Entretien réalisé par Agustín Fernández Gabard et Raúl Zibechi pour le quotidien La Jornada (Mexique) – 07/02/2016. Dans un long entretien, Noam Chomsky aborde les principales tendances du scénario politique international actuel, l’escalade militariste de son propre pays et les risques croissants de guerre nucléaire. Il avance aussi quelques réflexions sur les espoirs de paix en Colombie.

Noam Chomsky est l’un des plus grands intellectuels vivants selon le New-York Times ; philosophe et professeur au MIT, il est une référence mondiale dans le domaine de la linguistique et un connaisseur très critique de la politique étrangère de son propre pays, les Etats-Unis.
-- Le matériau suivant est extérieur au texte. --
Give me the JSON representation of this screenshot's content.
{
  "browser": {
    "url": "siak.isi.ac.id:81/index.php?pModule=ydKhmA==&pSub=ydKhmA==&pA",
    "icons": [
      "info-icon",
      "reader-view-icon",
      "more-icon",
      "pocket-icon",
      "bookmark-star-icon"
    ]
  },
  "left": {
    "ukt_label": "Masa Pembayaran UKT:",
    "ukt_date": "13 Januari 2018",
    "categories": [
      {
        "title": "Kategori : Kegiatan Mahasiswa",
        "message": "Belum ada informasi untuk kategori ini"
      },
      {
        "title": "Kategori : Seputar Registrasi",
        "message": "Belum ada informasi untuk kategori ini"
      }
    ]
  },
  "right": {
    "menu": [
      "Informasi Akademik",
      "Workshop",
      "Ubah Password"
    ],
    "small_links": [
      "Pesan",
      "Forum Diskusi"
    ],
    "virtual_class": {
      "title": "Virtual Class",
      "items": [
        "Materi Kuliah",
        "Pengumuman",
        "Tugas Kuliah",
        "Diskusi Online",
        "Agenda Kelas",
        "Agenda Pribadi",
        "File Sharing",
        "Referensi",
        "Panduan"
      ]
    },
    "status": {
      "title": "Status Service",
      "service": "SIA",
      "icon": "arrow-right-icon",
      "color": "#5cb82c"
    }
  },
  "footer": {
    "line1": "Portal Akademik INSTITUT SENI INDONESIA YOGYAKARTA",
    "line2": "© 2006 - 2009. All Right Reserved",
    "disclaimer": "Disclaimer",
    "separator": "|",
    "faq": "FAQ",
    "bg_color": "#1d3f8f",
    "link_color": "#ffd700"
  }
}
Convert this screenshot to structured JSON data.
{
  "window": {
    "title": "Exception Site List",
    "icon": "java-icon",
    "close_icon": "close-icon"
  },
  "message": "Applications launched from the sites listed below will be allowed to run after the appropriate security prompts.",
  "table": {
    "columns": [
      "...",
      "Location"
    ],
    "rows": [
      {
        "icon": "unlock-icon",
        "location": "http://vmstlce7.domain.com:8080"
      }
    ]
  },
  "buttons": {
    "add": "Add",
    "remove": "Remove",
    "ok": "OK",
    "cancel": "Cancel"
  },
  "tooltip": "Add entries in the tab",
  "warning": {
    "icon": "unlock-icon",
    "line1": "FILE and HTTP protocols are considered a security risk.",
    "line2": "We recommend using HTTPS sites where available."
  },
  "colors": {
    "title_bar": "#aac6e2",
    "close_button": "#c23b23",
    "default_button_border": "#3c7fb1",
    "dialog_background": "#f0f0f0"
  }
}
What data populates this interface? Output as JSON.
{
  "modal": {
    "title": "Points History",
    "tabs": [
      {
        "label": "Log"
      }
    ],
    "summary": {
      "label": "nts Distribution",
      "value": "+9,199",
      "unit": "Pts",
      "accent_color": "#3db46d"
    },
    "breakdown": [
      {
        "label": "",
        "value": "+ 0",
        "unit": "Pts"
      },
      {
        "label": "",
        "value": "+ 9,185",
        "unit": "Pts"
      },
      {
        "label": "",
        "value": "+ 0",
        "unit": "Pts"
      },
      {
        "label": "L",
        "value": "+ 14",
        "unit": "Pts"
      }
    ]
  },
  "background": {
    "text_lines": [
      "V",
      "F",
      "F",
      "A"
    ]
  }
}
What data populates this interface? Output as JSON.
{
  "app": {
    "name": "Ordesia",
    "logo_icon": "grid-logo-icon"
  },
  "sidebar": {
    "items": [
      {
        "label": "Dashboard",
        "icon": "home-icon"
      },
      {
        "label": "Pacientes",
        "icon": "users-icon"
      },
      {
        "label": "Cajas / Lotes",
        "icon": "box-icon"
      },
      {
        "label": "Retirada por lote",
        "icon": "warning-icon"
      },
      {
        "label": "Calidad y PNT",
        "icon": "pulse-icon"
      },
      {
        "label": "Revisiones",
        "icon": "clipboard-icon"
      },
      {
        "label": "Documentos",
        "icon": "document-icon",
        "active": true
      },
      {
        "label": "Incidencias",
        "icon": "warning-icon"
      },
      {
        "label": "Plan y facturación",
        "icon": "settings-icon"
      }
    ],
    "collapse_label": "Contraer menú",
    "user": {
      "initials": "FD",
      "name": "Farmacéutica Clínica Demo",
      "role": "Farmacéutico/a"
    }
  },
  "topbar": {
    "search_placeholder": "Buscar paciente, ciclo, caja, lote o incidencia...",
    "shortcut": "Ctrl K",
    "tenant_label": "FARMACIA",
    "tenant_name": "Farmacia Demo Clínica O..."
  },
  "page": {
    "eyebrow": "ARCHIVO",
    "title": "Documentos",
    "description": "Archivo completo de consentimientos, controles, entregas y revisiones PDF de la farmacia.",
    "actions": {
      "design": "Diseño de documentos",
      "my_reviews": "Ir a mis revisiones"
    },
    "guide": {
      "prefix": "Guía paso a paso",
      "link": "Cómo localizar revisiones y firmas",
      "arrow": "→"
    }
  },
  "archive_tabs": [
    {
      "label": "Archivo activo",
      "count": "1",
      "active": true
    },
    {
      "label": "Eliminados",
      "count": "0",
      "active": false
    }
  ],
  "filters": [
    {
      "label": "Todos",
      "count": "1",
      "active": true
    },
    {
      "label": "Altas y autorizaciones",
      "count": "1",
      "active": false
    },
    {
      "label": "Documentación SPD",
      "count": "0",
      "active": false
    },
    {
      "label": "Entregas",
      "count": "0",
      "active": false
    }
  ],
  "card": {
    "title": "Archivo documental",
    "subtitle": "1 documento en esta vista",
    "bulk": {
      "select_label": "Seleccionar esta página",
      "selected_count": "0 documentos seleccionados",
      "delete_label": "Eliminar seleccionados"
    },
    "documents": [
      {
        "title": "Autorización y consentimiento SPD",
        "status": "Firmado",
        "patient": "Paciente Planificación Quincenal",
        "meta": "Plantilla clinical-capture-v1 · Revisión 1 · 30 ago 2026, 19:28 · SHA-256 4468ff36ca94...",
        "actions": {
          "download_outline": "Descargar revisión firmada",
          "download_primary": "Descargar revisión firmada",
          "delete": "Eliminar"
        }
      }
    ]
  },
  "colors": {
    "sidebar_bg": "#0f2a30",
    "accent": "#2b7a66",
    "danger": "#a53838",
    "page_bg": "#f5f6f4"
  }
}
“Les Etats-Unis ont toujours été une société colonisatrice, qui a commencé à éliminer ses populations indigènes avant même de se constituer en tant qu’Etat ce qui a provoqué la destruction de beaucoup de peuples autochtones », synthétise le linguiste et activiste étasunien Noam Chomsky lorsqu’il lui est demandé de décrire la situation politique mondiale. Virulent critique de la politique étrangère de son pays, il soutient que celle-ci s’est tournée vers le monde à partir de 1898 avec le contrôle de Cuba, pays qui s’est littéralement transformé « en colonie ». S’ensuivit l’invasion des Philippines avec « l’assassinat de quelques centaines de milliers de personnes ».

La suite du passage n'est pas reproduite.